Pratik kahvaltı sonrası ev sahibine hoşçakal diyip yola koyulduk, rotamız üzerinde Golden Circle'ın ve İzlanda'nın en büyük şelalesi Gulfoss, öncesinde de Geyser vardı.

GEISER, GEYSIR, GAYZER

Geysir'e yaklaştığımızda topraktan çıkan dumanlar ilk dikkat çeken kısmıydı. Sonrasında arabayı parkedip  insanları takip etmeye başladık, ve evet ilk patlamayı ve havada süzülen suları görüyorduk, yanına geldiğimizde gayzer'e doğru trans olmuş şekilde bakan insanlar gördük, aralarına katıldık, ben de iyi bir foto yakalamak için yeri aldım. Gayzer (Geysir) ler esas olarak fay kaynaklarının altında dikey boşluklar varsa orada ısınan suyun buharlaşamayıp sıkışıp bir anda yukarı doğru patlamasıyla oluşuyor, düzenli bir frekansı yok ancak 5-6 dk'da bir oluyordu biz izlediğimizde. Patlamanın ağır çekim videosunu da ekliyorum hemen aşağıya. Biri patladıktan sonra bir sonraki patlamayı beklemek için inanılmaz bir dürtü oluyor, bu şekilde 1 saate yakın vakit geçirdik.

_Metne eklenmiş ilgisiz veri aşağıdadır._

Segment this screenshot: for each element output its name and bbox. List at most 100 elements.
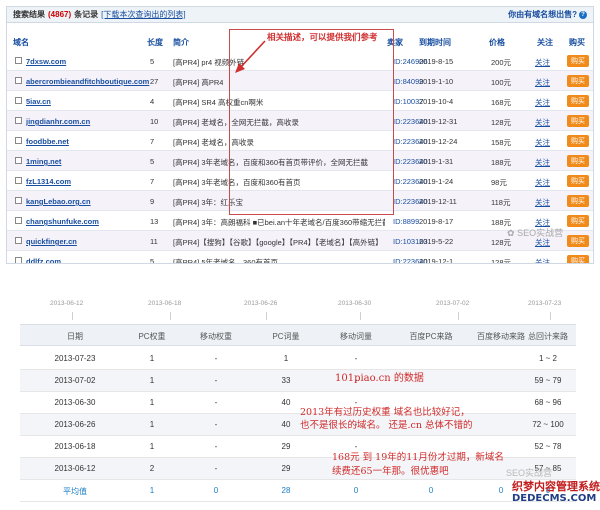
col-length[interactable]: 长度 bbox=[147, 37, 163, 48]
table-row: foodbbe.net 7 [高PR4] 老域名，高收录 ID:223640 2019-… bbox=[7, 131, 593, 151]
hcol-mobile-words: 移动词量 bbox=[340, 332, 372, 341]
end-date: 2019-12-31 bbox=[419, 117, 458, 126]
sell-domain-help-link[interactable]: 你由有域名想出售? ? bbox=[508, 9, 587, 20]
seller-id[interactable]: ID:8899 bbox=[393, 217, 419, 226]
end-date: 2019-8-17 bbox=[419, 217, 454, 226]
domain-brief: [高PR4] 3年：高朗福科 ■已bei.an十年老域名/百度360带缩无拦截的… bbox=[173, 218, 385, 227]
domain-link[interactable]: fzL1314.com bbox=[26, 177, 71, 186]
col-buy: 购买 bbox=[569, 38, 585, 47]
row-checkbox[interactable] bbox=[15, 97, 22, 104]
history-table-header: 日期 PC权重 移动权重 PC词量 移动词量 百度PC来路 百度移动来路 总回计… bbox=[20, 324, 576, 346]
row-checkbox[interactable] bbox=[15, 177, 22, 184]
follow-link[interactable]: 关注 bbox=[535, 97, 550, 108]
row-checkbox[interactable] bbox=[15, 197, 22, 204]
domain-brief: [高PR4] 高PR4 bbox=[173, 78, 224, 87]
follow-link[interactable]: 关注 bbox=[535, 177, 550, 188]
domain-brief: [高PR4] 3年老域名，百度和360有首页 bbox=[173, 178, 301, 187]
question-icon: ? bbox=[579, 10, 587, 19]
buy-button[interactable]: 购买 bbox=[567, 95, 589, 107]
buy-button[interactable]: 购买 bbox=[567, 135, 589, 147]
row-checkbox[interactable] bbox=[15, 257, 22, 263]
end-date: 2019-1-31 bbox=[419, 157, 454, 166]
hcol-baidu-pc: 百度PC来路 bbox=[409, 332, 453, 341]
timeline-dates: 2013-06-12 2013-06-18 2013-06-26 2013-06-30… bbox=[20, 300, 576, 320]
domain-length: 5 bbox=[150, 157, 155, 166]
download-list-link[interactable]: [下载本次查询出的列表] bbox=[101, 9, 185, 20]
domain-length: 5 bbox=[150, 57, 155, 66]
hcol-pc-words: PC词量 bbox=[272, 332, 300, 341]
domain-link[interactable]: 1ming.net bbox=[26, 157, 61, 166]
row-checkbox[interactable] bbox=[15, 77, 22, 84]
history-panel: 2013-06-12 2013-06-18 2013-06-26 2013-06-30… bbox=[20, 300, 576, 506]
table-row: jingdianhr.com.cn 10 [高PR4] 老域名，全网无拦截，高收录 I… bbox=[7, 111, 593, 131]
follow-link[interactable]: 关注 bbox=[535, 137, 550, 148]
domain-length: 5 bbox=[150, 257, 155, 264]
note-domain-data: 101piao.cn 的数据 bbox=[335, 373, 424, 384]
table-row: fzL1314.com 7 [高PR4] 3年老域名，百度和360有首页 ID:223… bbox=[7, 171, 593, 191]
h-pc-weight: 1 bbox=[149, 376, 155, 385]
domain-link[interactable]: ddlfz.com bbox=[26, 257, 61, 263]
row-checkbox[interactable] bbox=[15, 137, 22, 144]
domain-link[interactable]: abercrombieandfitchboutique.com bbox=[26, 77, 149, 86]
domain-length: 10 bbox=[150, 117, 159, 126]
h-date: 平均值 bbox=[63, 487, 87, 496]
buy-button[interactable]: 购买 bbox=[567, 175, 589, 187]
domain-link[interactable]: quickfinger.cn bbox=[26, 237, 77, 246]
buy-button[interactable]: 购买 bbox=[567, 235, 589, 247]
domain-length: 9 bbox=[150, 197, 155, 206]
row-checkbox[interactable] bbox=[15, 217, 22, 224]
row-checkbox[interactable] bbox=[15, 117, 22, 124]
table-row: 5iav.cn 4 [高PR4] SR4 高权重cn啊米 ID:10037 2019-1… bbox=[7, 91, 593, 111]
follow-link[interactable]: 关注 bbox=[535, 157, 550, 168]
follow-link[interactable]: 关注 bbox=[535, 77, 550, 88]
hcol-date: 日期 bbox=[67, 332, 83, 341]
buy-button[interactable]: 购买 bbox=[567, 55, 589, 67]
domain-link[interactable]: foodbbe.net bbox=[26, 137, 69, 146]
h-mobile-weight: - bbox=[214, 464, 218, 473]
h-pc-words: 33 bbox=[281, 376, 291, 385]
annotation-arrow-icon bbox=[235, 40, 266, 73]
domain-link[interactable]: changshunfuke.com bbox=[26, 217, 99, 226]
domain-link[interactable]: jingdianhr.com.cn bbox=[26, 117, 90, 126]
h-pc-weight: 1 bbox=[149, 486, 155, 495]
buy-button[interactable]: 购买 bbox=[567, 155, 589, 167]
h-mobile-weight: - bbox=[214, 354, 218, 363]
h-pc-words: 29 bbox=[281, 464, 291, 473]
col-price[interactable]: 价格 bbox=[489, 37, 505, 48]
follow-link[interactable]: 关注 bbox=[535, 57, 550, 68]
domain-link[interactable]: 7dxsw.com bbox=[26, 57, 66, 66]
buy-button[interactable]: 购买 bbox=[567, 75, 589, 87]
col-brief: 简介 bbox=[173, 38, 189, 47]
row-checkbox[interactable] bbox=[15, 237, 22, 244]
col-end-date[interactable]: 到期时间 bbox=[419, 37, 451, 48]
buy-button[interactable]: 购买 bbox=[567, 215, 589, 227]
sell-domain-help-text: 你由有域名想出售? bbox=[508, 10, 577, 19]
domain-listing-panel: 搜索结果 (4867) 条记录 [下载本次查询出的列表] 你由有域名想出售? ?… bbox=[6, 6, 594, 264]
domain-link[interactable]: kangLebao.org.cn bbox=[26, 197, 91, 206]
follow-link[interactable]: 关注 bbox=[535, 197, 550, 208]
follow-link[interactable]: 关注 bbox=[535, 117, 550, 128]
h-pc-words: 28 bbox=[281, 486, 291, 495]
results-count: (4867) bbox=[48, 10, 72, 19]
row-checkbox[interactable] bbox=[15, 57, 22, 64]
domain-link[interactable]: 5iav.cn bbox=[26, 97, 51, 106]
follow-link[interactable]: 关注 bbox=[535, 257, 550, 263]
table-row: kangLebao.org.cn 9 [高PR4] 3年：红乐宝 ID:223640 2… bbox=[7, 191, 593, 211]
buy-button[interactable]: 购买 bbox=[567, 115, 589, 127]
history-average-row: 平均值 1 0 28 0 0 0 0 bbox=[20, 480, 576, 502]
timeline-tick bbox=[72, 312, 73, 320]
price: 98元 bbox=[491, 178, 507, 187]
buy-button[interactable]: 购买 bbox=[567, 195, 589, 207]
watermark-top-text: SEO实战营 bbox=[517, 228, 564, 238]
history-row: 2013-07-02 1-33-59 ~ 79 bbox=[20, 370, 576, 392]
domain-brief: [高PR4] 老域名，高收录 bbox=[173, 138, 254, 147]
watermark-top: ✿ SEO实战营 bbox=[507, 226, 563, 239]
buy-button[interactable]: 购买 bbox=[567, 255, 589, 263]
h-mobile-words: - bbox=[354, 354, 358, 363]
h-date: 2013-06-12 bbox=[54, 464, 96, 473]
table-row: 1ming.net 5 [高PR4] 3年老域名，百度和360有首页带评价，全网无拦… bbox=[7, 151, 593, 171]
row-checkbox[interactable] bbox=[15, 157, 22, 164]
timeline-date: 2013-06-12 bbox=[50, 300, 84, 307]
col-domain[interactable]: 域名 bbox=[13, 37, 29, 48]
price: 200元 bbox=[491, 58, 512, 67]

Geiser'deki hediyelik eşya dükkanından da birşeyler alıp, üzerine kahvemizi içtikten sonra yola devam ettik, hedefimiz hemen yakınımızdaki Gulfoss şelalesiydi. Göreceğimiz doğa harikasından habersiz şekilde mekana ulaştık, hafiften bir yağmur, yoğun bir rüzgar vardı, ekipmanlarımı yüklenip arabadan çıkıp, karşımıza çıkan ilk görüntü aklımızı başından almaya yetti. 

ve GULFOSS....




Bu açıdan gördükten sonra insanları takip etmeye başladık, Gulfoss dünyadaki akım gücü olarak en kuvvetli şelaleler arasında yer alıyormuş, astıkları bir bilgi tabelasında Niagara'dan bile güçlü olduğu yazıyordu. Şelaleyi en yakından görebileceğimiz yere doğru ilerlemeye başladık. 




Akıntının en güçlü olduğu yere doğru ilerlerken gürültü de, havadaki su damlaları artıyordu, rüzgarla beraber geçişin bir kısmında epey bir ıslandık, yakınına ulaştıktan sonra tripodu kurup uzun pozlamalara başladım, ortaya böyle birşeyler çıktı.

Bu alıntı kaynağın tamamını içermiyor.